D'abord, comme si la chose était possible. Comme si transformer une vie, totalement, pouvait relever de la simplicité. Cette phrase fait partie des premières qui composent ma nouvelle vie. Comme on se rappelle de certains films par leurs dialogues, je construis ma nouvelle existence torontoise, échange verbal par échange verbal. «Aller simple pour Toronto», c'est le début d'un chapitre qui se construit au fur et à mesure.

«Je vis ici maintenant».

Et soudainement, on est rendu là. On ne va plus vers ce nouvel endroit, on y est. Le dire deux ou trois fois et constater que c'est vrai, que ce n'est pas une situation intangible et temporaire, une petite parenthèse dans une réalité plus compréhensible. J'habite ici maintenant.

Le film de mon existence actuelle est pauvre en dialogue. Je me répète des citations de Fight Club des fois, comme le leitmotiv d'une vie qui se doit d'être un peu matérialiste. Comme le personnage d'Edward Norton, je me demande quel genre d'ensemble de cuisine me définit le mieux. Comme lui, je constate qu'un appartement avec plein de condiments mais pas de nourriture, c'est particulièrement triste.

Des bribes changent, ici et là, dans mon vocabulaire toujours francophone, noyé dans un océan anglophone.

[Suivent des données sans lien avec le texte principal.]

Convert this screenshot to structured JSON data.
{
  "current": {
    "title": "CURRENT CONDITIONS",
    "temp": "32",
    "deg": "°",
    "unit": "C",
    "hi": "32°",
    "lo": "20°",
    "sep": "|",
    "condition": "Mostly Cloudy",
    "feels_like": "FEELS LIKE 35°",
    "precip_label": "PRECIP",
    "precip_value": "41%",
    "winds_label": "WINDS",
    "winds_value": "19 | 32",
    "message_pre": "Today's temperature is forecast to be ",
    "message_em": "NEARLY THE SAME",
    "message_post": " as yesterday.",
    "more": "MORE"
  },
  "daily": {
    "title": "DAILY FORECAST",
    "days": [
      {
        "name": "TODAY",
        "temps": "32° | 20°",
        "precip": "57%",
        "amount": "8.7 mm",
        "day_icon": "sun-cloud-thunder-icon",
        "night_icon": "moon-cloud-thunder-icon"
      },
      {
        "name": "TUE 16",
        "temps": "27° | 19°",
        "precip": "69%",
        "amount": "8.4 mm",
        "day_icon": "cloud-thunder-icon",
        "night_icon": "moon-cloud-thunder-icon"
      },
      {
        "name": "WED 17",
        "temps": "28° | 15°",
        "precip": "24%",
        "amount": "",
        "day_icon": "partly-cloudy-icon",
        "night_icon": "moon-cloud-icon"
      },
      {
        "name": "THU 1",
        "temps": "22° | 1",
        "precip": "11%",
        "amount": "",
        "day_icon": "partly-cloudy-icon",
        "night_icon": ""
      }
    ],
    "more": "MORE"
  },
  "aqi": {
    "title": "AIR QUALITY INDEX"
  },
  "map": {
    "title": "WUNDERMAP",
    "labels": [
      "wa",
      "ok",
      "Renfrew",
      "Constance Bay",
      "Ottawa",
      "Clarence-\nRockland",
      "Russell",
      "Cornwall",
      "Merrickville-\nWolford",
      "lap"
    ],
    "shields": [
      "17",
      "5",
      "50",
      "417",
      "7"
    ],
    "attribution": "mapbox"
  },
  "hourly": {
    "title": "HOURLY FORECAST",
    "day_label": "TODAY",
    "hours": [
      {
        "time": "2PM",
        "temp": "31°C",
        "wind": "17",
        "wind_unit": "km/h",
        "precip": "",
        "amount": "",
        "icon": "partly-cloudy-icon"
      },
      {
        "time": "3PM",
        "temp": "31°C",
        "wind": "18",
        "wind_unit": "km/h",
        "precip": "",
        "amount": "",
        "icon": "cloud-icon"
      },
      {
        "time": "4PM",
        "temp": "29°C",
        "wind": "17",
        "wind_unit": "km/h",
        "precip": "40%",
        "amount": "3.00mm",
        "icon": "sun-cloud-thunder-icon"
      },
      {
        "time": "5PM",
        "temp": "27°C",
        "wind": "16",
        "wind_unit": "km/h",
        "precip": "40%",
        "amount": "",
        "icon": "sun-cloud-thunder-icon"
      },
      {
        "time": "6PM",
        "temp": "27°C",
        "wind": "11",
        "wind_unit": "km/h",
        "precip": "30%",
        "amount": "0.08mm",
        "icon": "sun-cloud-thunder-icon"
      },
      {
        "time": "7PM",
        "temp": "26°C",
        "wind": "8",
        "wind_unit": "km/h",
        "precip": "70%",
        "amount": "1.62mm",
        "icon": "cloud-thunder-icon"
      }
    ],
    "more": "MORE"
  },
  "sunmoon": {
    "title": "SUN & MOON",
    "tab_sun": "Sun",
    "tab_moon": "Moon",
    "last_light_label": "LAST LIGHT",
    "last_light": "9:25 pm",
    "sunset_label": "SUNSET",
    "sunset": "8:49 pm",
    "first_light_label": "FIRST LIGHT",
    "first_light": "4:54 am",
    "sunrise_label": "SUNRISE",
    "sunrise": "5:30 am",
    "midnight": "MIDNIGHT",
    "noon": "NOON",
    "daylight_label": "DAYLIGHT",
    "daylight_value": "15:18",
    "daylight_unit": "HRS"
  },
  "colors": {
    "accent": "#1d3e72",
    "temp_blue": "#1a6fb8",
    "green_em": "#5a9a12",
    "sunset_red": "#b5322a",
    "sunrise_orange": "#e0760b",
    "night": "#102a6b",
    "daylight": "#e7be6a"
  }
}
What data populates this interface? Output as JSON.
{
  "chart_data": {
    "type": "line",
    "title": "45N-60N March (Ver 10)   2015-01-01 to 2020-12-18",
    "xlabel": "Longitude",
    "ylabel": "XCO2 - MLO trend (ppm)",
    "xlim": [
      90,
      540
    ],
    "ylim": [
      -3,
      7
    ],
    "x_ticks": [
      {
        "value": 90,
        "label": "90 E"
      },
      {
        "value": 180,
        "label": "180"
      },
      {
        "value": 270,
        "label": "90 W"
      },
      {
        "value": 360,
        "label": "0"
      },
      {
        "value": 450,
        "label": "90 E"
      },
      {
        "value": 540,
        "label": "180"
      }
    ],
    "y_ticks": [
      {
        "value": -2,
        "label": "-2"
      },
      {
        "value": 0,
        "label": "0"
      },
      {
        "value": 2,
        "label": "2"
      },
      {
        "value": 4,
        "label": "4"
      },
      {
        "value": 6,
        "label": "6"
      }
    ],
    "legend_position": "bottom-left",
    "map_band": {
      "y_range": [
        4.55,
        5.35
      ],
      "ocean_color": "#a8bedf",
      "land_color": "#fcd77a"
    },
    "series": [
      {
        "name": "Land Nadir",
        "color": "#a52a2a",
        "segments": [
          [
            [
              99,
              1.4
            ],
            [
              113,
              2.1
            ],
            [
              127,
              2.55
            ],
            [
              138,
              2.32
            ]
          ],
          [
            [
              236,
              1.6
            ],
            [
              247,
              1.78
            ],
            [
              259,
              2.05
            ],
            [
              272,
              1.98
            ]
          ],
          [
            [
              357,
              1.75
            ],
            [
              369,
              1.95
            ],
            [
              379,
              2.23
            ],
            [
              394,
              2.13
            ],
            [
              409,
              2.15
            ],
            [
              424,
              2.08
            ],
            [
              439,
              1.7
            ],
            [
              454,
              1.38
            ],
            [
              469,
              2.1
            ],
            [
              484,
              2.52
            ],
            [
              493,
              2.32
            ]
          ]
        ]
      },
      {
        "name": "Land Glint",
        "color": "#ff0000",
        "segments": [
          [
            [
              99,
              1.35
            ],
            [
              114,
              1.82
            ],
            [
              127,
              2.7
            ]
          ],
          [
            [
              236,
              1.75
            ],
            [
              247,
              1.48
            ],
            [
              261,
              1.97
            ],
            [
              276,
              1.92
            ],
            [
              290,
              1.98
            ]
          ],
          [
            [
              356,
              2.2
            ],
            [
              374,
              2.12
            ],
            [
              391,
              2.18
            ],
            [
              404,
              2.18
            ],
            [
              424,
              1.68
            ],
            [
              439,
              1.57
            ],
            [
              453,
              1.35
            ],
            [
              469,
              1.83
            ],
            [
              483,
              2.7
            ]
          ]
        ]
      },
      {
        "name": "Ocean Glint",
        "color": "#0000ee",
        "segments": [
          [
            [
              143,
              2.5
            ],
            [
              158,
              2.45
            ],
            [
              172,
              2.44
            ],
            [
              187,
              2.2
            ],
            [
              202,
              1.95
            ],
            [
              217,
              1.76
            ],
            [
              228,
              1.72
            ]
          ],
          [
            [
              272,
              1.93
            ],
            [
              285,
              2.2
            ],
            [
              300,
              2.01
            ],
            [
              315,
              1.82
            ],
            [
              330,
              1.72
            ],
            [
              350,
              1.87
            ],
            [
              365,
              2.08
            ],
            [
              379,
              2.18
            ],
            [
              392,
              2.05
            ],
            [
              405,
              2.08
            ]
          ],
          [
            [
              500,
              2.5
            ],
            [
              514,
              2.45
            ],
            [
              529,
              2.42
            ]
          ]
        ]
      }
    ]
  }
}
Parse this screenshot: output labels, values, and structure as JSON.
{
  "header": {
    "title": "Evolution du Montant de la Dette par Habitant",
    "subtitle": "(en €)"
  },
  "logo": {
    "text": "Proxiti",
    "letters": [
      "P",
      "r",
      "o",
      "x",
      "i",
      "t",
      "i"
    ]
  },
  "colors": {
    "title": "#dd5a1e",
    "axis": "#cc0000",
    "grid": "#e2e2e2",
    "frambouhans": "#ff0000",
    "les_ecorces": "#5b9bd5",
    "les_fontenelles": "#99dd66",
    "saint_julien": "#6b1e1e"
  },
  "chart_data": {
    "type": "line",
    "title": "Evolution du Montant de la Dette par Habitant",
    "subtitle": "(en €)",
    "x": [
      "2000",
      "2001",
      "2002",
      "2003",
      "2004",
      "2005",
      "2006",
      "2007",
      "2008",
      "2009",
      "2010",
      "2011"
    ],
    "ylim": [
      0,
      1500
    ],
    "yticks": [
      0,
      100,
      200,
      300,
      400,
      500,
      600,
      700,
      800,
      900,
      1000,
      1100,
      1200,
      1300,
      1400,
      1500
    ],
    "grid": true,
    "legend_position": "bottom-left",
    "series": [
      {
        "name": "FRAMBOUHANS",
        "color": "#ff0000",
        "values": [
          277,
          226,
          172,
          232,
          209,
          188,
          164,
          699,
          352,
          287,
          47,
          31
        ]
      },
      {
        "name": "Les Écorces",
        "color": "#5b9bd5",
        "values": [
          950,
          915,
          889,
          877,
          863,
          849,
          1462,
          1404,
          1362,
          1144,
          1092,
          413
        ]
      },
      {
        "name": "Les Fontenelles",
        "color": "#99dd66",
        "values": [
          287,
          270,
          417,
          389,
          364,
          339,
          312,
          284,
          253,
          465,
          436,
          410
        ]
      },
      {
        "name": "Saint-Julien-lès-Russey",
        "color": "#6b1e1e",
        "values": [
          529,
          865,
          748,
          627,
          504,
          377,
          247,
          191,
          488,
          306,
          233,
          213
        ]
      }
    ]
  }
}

J'ai remplacé mes saints préférés de la métropole québécoise pour College, Yonge, Dundas, High Park, Bloor...j'ai remplacé la STM pour la TTC qui ne sont pas ridiculement différents mais différemment ridicules.

À mon insu, la vie se construit. Ces rapports avec des collègues, sont-ils les débuts d'une nouvelle amitié? L'éternelle insatisfaction envers les infrastructures inadéquates d'une ville trop grande pour elle-même sont-ils l'équivalent d'une conversation sur la température, sur le hockey? En lock-out, heureusement que le maire a entrepris l'expansion commerciale de Toronto sans en adapter les infrastructures largement désuètes. De quoi parlerait-on si sa vision était cohérente?

Dans mon immeuble, les ascenseurs défectueux permettent de nous rapprocher l'un de l'autre. «Moi, ça fait dix minutes que j'attends» et «Attention, ça déscend», font partie de ces petites phrases insignifiantes qui composent désormais ma vie, et j'en suis reconnaissant. À part quand une voisine me dit «Mind your own fucking business» quand je lui avertis que l'ascenseur est en train de monter. Et qu'elle me le rappelle joyeusement le lendemain.

De toute façon, ça va me faire du bien, au cardio, de monter douze étages à pied.

Finalement, ce qui est peut-être terrifiant, c'est à quel point il est simple de changer de vie totalement. Et ce n'est pas tant l'aller simple pour Toronto qui nous rappelle notre exil mais bien l'aller-retour à Montréal: comme quoi sa vie précédente ne peut que redevenir une parenthèse, le temps d'un festival.

«Un aller-retour pour Montréal, s'il vous plaît.»